Para o magistrado que proferiu a decisão, o Estado é responsável pela morte do detento Romulo Harley da Silva, 39, porque ele estava sob custódia de um presídio da esfera estadual

Manaus- O juiz da 2ª Vara da Fazenda Pública Estadual Leoney Figliuolo Harraquian decidiu que o Governo do Amazonas deve indenizar, em R$ 50 mil, por danos morais, o filho de Romulo Harley da Silva, 39, um dos presidiários mortos no massacre de presos no Complexo Penitenciário Anísio Jobim (Compaj), em janeiro de 2017.

No dia 1º de janeiro de 2017, 56 presos morreram no Compaj em um confronto entre facções criminosas. (Foto: Edmar Barros/AE)

Para o magistrado, o Estado é responsável pela morte do detento porque ele estava sob custódia de um presídio da esfera estadual. “A responsabilidade do Estado é objetiva nas hipóteses em que o detento morre nas dependências da penitenciária mediante rebelião”, afirmou na sentença.

O valor da indenização, segundo o juiz, leva em conta ainda responsabilidade do estado para com a mãe do detento morto. “Verifica-se que há em anexo um termo de guarda e responsabilidade no qual fica responsável pelo autor, sua avó (mãe da vítima), com obrigação de prestar assistência material, moral e educacional, ficando também o autor dependente para todos os fins e efeitos de direito, inclusive previdenciário”, escreveu o magistrado.

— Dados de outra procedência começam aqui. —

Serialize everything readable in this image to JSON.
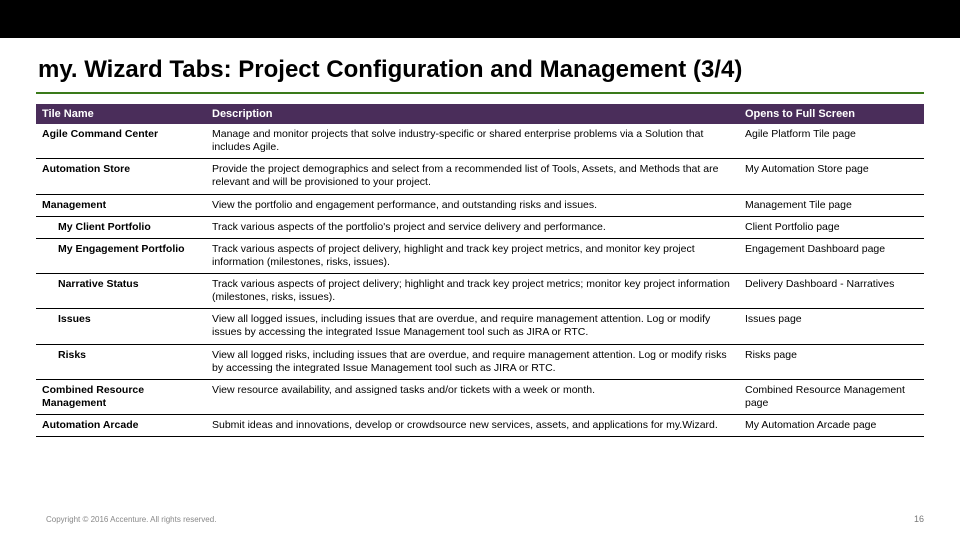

Segundo o juiz, o valor deve ser fixado de acordo a atender as necessidades do menor filho do detento assassinado. “Considerando a culpa grave, e as consequências permanentes, decorrentes do fato; considerando que o autor é declaradamente pobre, conforme os argumentos da petição inicial, sendo menor de idade e não dispondo de recursos financeiros que lhe permita pagar as custas processuais; conclui-se que um valor suficiente para compor o prejuízo psicológico e pessoal do autor gira em torno de R$ 50 mil”, decidiu o magistrado.

Em junho de 2017, o filho menor e a esposa do presidiário assassinado no Compaj ingressaram com pedido de indenização por dano material e moral no valor de R$ 603 mil contra o Estado do Amazonas e a empresa Umanizzare.

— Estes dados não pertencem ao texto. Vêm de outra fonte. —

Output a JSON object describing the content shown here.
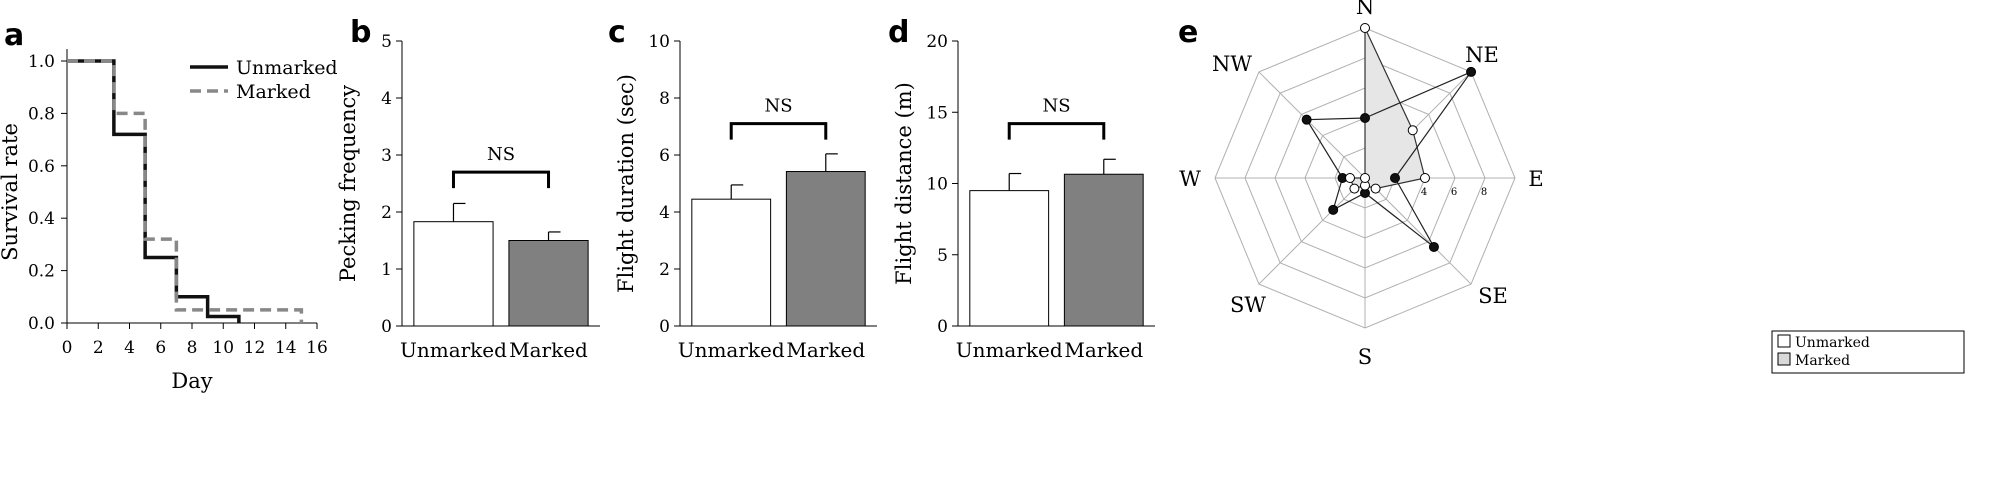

Para a família do presidiário, o Estado foi omisso na morte de Rômulo. “Ressalte-se que a rebelião ocorrida no dia 1º de janeiro de 2017, fato amplamente conhecido e noticiado pela imprensa nacional e internacional, ocasionou a morte de Romulo Harley da Silva. A morte do presidiário em decorrência de ato omissivo do Estado e da empresa Umanizzare, na negligência dos deveres de vigilância e segurança, permitiu nas dependências do presídio o desfecho cruel de sua morte por asfixia por inalação de fumaça e carbonização, comprovado pela Certidão de Óbito”, afirma o advogado da família do presidiário morto.

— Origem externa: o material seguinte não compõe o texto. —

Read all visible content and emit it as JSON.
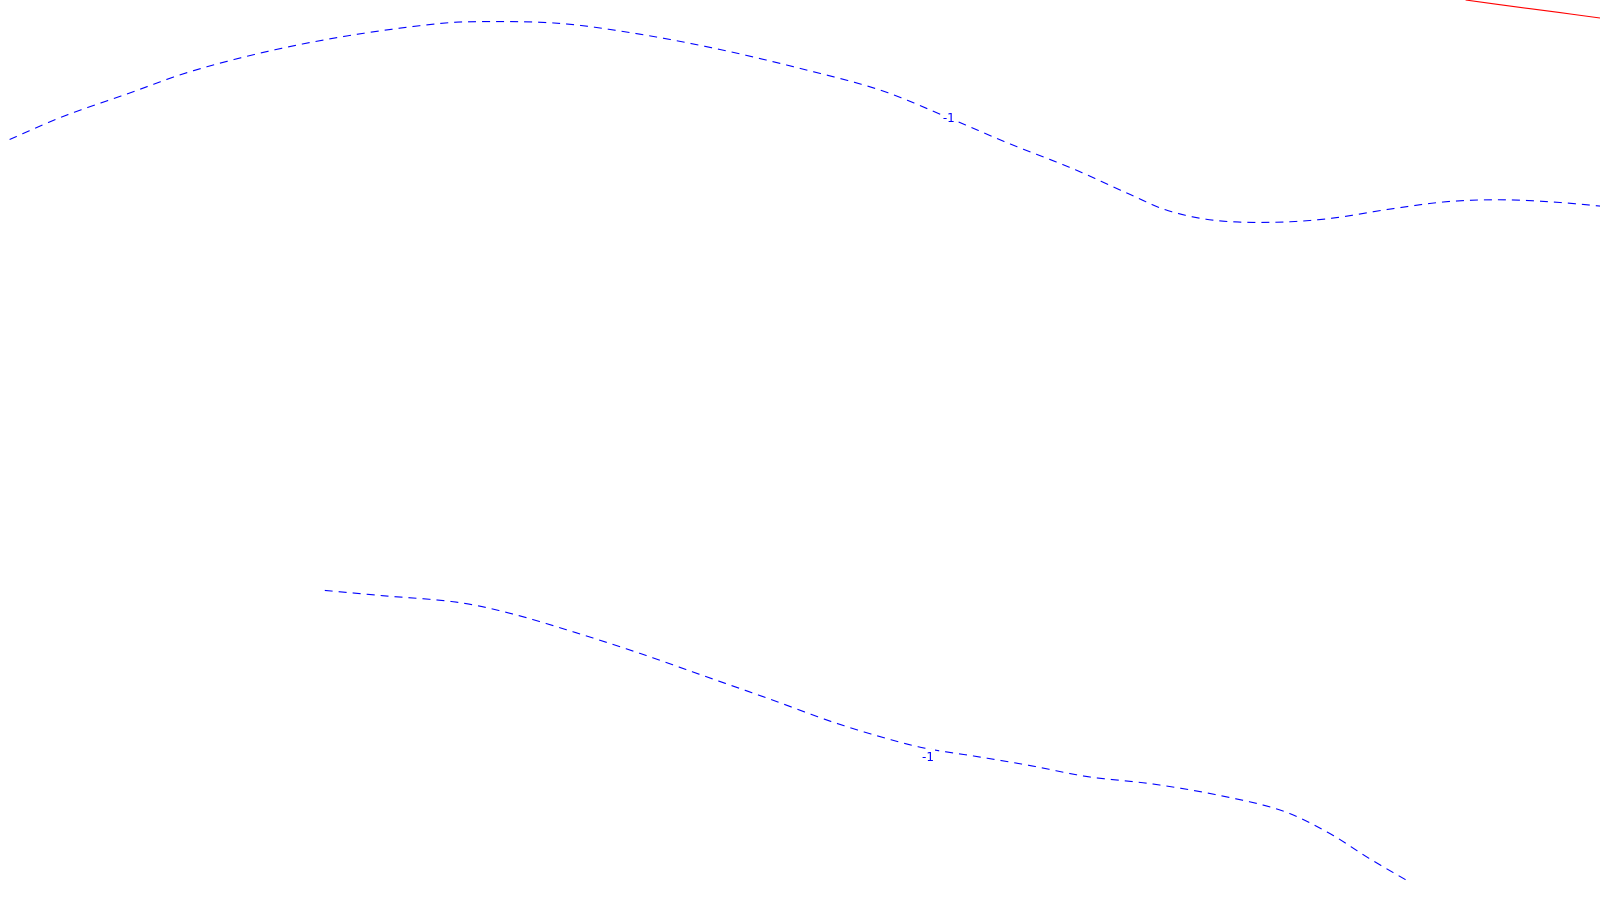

Quanto aos valores, a família pedia o pagamento de indenização no valor de R$ 403.847, “referente a 431 meses de vida que o detento teria até atingir a expectativa de vida média do homem brasileiro, ou seja, 75, multiplicado pelo salário-mínimo vigente, a título de dano material, a ser percebida pelo requerente e único herdeiro”.
Defensor ameaça ir à Justiça

O defensor público do Estado Carlos Alberto Almeida Filho afirmou que, caso a tentativa de acordo que a Defensoria Pública tenta com o Estado não progrida nos próximos meses, o órgão pretende ingressar com ações judiciais para cobrar na justiça as indenizações aos familiares de detentos mortos no massacre.

“Estabelecimento prisional é para ficar preso, não é para se matar lá dentro. Se o Estado permite matar, deve indenizar e quem diz isto é o Supremo (Tribunal Federal). O governador anterior (José Melo) disse que iria pagar, mas o que aconteceu em 2017: três governadores. Desta forma, o processo de negociação com a defensoria ficou paralisado durante este período, não avançou. As negociações da defensoria com o Estado voltaram a acontecer no início deste ano. Estamos aguardando uma manifestação do governador, mas, se chegar a um momento em que não haja resposta positiva, vamos fazer o processo judicial”, disse o defensor público.